На наш взгляд, критерием жизнеспособности семьи является социальное благополучие в условиях неопределенности. Таким образом, изучение положительных характеристик, социального окружения, в частности, потенциала семьи, позволяет нам охватить ее разнообразие. При этом операционализация понятия «жизнеспособность семьи» может происходить в периоды устойчивой траектории ее здорового функционирования на протяжении длительного времени.
Интересна динамика количества исследований жизнеспособности в журналах, индексируемых в Web of Science. Цифры отражают «освоение» концепта «жизнеспособность» в психологии и педагогике – упоминание термина «жизнеспособность» в названии статьи/ключевых словах за почти 30 лет возросло в 120 раз: в 1993 г. – 60 статей, в 2013 г. – около 800, в 2020 г. – около 5600, 2022 г. – около 7200.
В России в журнале «Институт психологии Российской академии наук. Организационная психология и психология труда» в разделе «Проблемы адаптации, жизнеспособности и развития человека» постоянно публикуются статьи, посвященные изучению этой тематики в контексте социальной, возрастной и психологии труда [6].
В зарубежной психологии ситуация значительно лучше с публикациями результатов исследований в специализирующихся на тематике жизнеспособности журналах, прежде всего в социальных и гуманитарных науках. Их несколько и все они издаются в известных издательствах: «Adversity and Resilience Science», «Anthropocene Science. An International Journal for Addressing Human Impact on the Resilience of the Planet Earth» (Springer); «Resilience: International Policies, Practices and Discourses» (Taylor & Francis); «Climate Resilience and Sustainability» (Wiley); «Journal of Infrastructure Intelligence and Resilience и Resilient Cities and Structures» (Elsevier).
Современные исследования жизнеспособности семьи в России осуществляются в нескольких направлениях: изучаются семьи с детьми с особыми потребностями, старшим поколением семьи; семьи военнослужащих, мигрантов, замещающие семьи. Наиболее важными для расширения предметного поля исследований жизнеспособности семьи являются работы, в которых этот феномен анализируется как системное образование.

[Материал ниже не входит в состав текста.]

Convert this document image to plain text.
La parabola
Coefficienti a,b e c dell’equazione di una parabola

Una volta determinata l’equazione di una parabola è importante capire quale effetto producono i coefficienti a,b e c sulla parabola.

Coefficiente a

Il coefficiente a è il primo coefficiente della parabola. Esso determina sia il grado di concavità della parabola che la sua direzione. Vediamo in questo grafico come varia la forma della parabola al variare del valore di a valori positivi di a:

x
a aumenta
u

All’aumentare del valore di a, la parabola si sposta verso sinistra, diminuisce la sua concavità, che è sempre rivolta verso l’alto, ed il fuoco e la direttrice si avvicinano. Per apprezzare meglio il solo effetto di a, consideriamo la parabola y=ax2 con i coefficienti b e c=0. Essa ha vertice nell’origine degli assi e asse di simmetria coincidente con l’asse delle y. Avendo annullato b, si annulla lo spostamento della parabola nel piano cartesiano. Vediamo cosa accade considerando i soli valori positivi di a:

Кратко опишем содержание тематического выпуска журнала. В нем направление изучения жизнеспособности семей с детьми с особыми потребностями представлено статьей С.В. Котовской, Н.Л. Захаровой и Л.Ю. Беленковой, в которой обсуждена роль семейных взаимосвязей в формировании жизнеспособности и благополучия студента с инвалидностью и/или ограниченными возможностями здоровья в зависимости от степени поддержки семьи и наличия тесных семейных связей. Результаты проведенного исследования особенно ценны для семей с больным ребенком и отражают современные тенденции в изучении особенностей семьи с ребенком с особыми потребностями в зарубежной психологии [11]. Таким семьям необходимо преодолевать сложившуюся ситуацию с привлечением психологических ресурсов семьи, опираясь на ее жизнеспособность [17].
В статье С.Д. Гуриевой, Е.А. Юмкиной, Е.А. Васиной, И.В. Кузнецовой в рамках сложного, но интересного дизайна эмпирического исследования был проведен социально-психологический анализ ценностных ориентаций в трех подсистемах современной семьи (супружеской, родительско-детской, сиблинговой). Авторы показали, что в семейных парах отражаются представления о разделении супружеских ролей: мужчины больше ценят независимость и самоутверждение, а женщины – межличностные отношения. Различия у молодежи и респондентов с сиблингами – актуальные (ответы за себя) и рефлексивные (молодежь отвечала за маму, а респонденты за своего сиблинга) – свидетельствуют об избирательной межпоколенной преемственности ценностных ориентаций в семье. При этом при сравнении данных по трем поколениям обнаружилось, что диады матерей и дочерей ближе друг к другу по ценностным профилям, чем бабушек и внучек; более всего схожи друг с другом диады женщин старшего и среднего поколений.
Статья А.Ю. Винниковой и И.Ю. Обидина представляет новый аспект в изучении домашнего насилия: индивидуально-психологические особенности и социально-демографические характеристики сторонних наблюдателей, которые выбирают различные стратегии обвинения одной из сторон в ситуации насилия. Большая вероятность обвинения жертвы, по мнению авторов, связана с большей верой в справедливость мира, большей уверенностью стороннего наблюдателя в том, что регулятором достижений и успехов является он сам. В работе представлены и обсуждены различия по социально-психологическим характеристикам сторонних наблюдателей, имеющих профессиональный, волонтерский или учебный опыт взаимодействия с жертвой насилия, а также респондентов, проживающих в мегаполисах. Авторами делается вывод о необходимости использования полученных данных при планировании и разработке программ профилактики обвинения жертв насилия.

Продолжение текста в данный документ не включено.